Inject constant times for MPI_Wtime, gettimeofday and clock_gettime
...................................................................

**Option** ``smpi/wtime`` **default:** 10 ns

This option controls the amount of (simulated) time spent in calls to
MPI_Wtime(), gettimeofday() and clock_gettime(). If you set this value
to 0, the simulated clock is not advanced in these calls, which leads
to issues if your application contains such a loop:

.. code-block:: cpp

   while(MPI_Wtime() < some_time_bound) {
        /* some tests, with no communication nor computation */
   }

When the option smpi/wtime is set to 0, the time advances only on
communications and computations. So the previous code results in an
infinite loop: the current [simulated] time will never reach
``some_time_bound``.  This infinite loop is avoided when that option
is set to a small value, as it is by default since SimGrid v3.21.

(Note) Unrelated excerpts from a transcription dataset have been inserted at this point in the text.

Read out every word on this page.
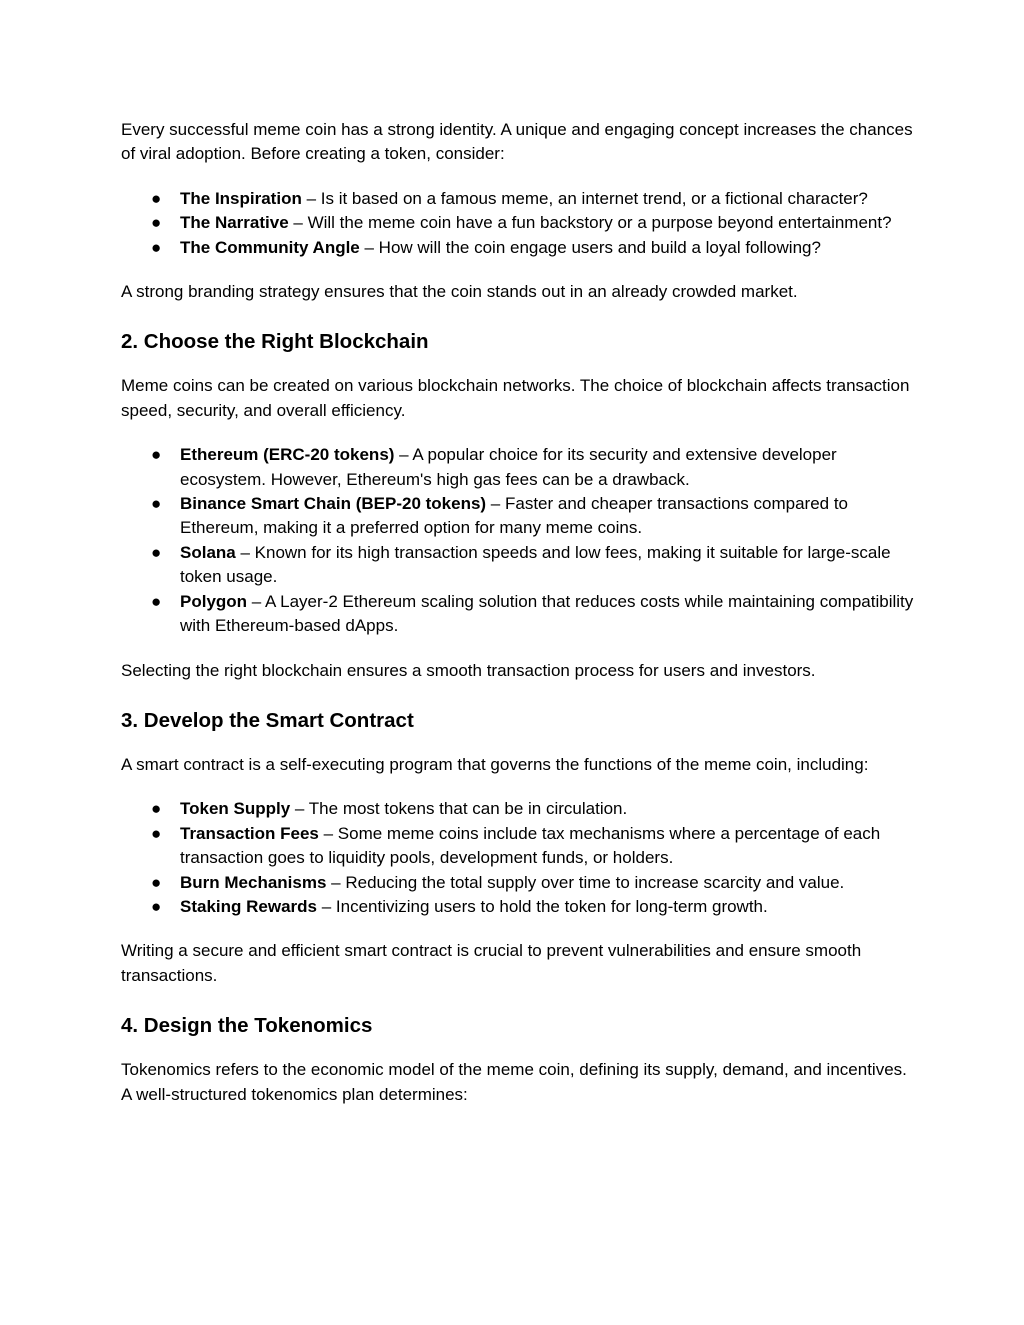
Every successful meme coin has a strong identity. A unique and engaging concept increases the chances of viral adoption. Before creating a token, consider:

● The Inspiration – Is it based on a famous meme, an internet trend, or a fictional character?
● The Narrative – Will the meme coin have a fun backstory or a purpose beyond entertainment?
● The Community Angle – How will the coin engage users and build a loyal following?

A strong branding strategy ensures that the coin stands out in an already crowded market.

2. Choose the Right Blockchain

Meme coins can be created on various blockchain networks. The choice of blockchain affects transaction speed, security, and overall efficiency.

● Ethereum (ERC-20 tokens) – A popular choice for its security and extensive developer ecosystem. However, Ethereum's high gas fees can be a drawback.
● Binance Smart Chain (BEP-20 tokens) – Faster and cheaper transactions compared to Ethereum, making it a preferred option for many meme coins.
● Solana – Known for its high transaction speeds and low fees, making it suitable for large-scale token usage.
● Polygon – A Layer-2 Ethereum scaling solution that reduces costs while maintaining compatibility with Ethereum-based dApps.

Selecting the right blockchain ensures a smooth transaction process for users and investors.

3. Develop the Smart Contract

A smart contract is a self-executing program that governs the functions of the meme coin, including:

● Token Supply – The most tokens that can be in circulation.
● Transaction Fees – Some meme coins include tax mechanisms where a percentage of each transaction goes to liquidity pools, development funds, or holders.
● Burn Mechanisms – Reducing the total supply over time to increase scarcity and value.
● Staking Rewards – Incentivizing users to hold the token for long-term growth.

Writing a secure and efficient smart contract is crucial to prevent vulnerabilities and ensure smooth transactions.

4. Design the Tokenomics

Tokenomics refers to the economic model of the meme coin, defining its supply, demand, and incentives. A well-structured tokenomics plan determines:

Note that if your application does not contain any loop depending on
the current time only, then setting this option to a non-zero value
will slow down your simulations by a tiny bit: the simulation loop has
to be broken out of and reset each time your code asks for the current time.
If the simulation speed really matters to you, you can avoid this
extra delay by setting smpi/wtime to 0.

Other Configurations
--------------------

.. _cfg=debug/clean-atexit:

Cleanup at Termination
......................

**Option** ``debug/clean-atexit`` **default:** on

If your code is segfaulting during its finalization, it may help to
disable this option to request that SimGrid not attempt any cleanups at
the end of the simulation. Since the Unix process is ending anyway,
the operating system will wipe it all.

.. _cfg=path:

Search Path
...........

**Option** ``path`` **default:** . (current dir)

It is possible to specify a list of directories to search in for the
trace files (see :ref:`pf_trace`) by using this configuration
item. To add several directory to the path, set the configuration
item several times, as in ``--cfg=path:toto --cfg=path:tutu``

.. _cfg=debug/breakpoint:

Set a Breakpoint
................

**Option** ``debug/breakpoint`` **default:** unset

This configuration option sets a breakpoint: when the simulated clock
reaches the given time, a SIGTRAP is raised.  This can be used to stop
the execution and get a backtrace with a debugger.

It is also possible to set the breakpoint from inside the debugger, by
writing in global variable simgrid::simix::breakpoint. For example,
with gdb:

.. code-block:: shell

   set variable simgrid::simix::breakpoint = 3.1416

.. _cfg=debug/verbose-exit:

Behavior on Ctrl-C
..................

**Option** ``debug/verbose-exit`` **default:** on

By default, when Ctrl-C is pressed, the status of all existing actors
is displayed before exiting the simulation. This is very useful to
debug your code, but it can become troublesome if you have many
actors. Set this configuration item to **off** to disable this
feature.

.. _cfg=exception/cutpath:

Truncate local path from exception backtrace
............................................

**Option** ``exception/cutpath`` **default:** off

This configuration option is used to remove the path from the
backtrace shown when an exception is thrown. This is mainly useful for
the tests: the full file path would makes the tests non-reproducible because
the paths of source files depend of the build settings. That would
break most of the tests since their output is continually compared.

Logging Configuration
---------------------

This can be done by using XBT. Go to :ref:`XBT_log` for more details.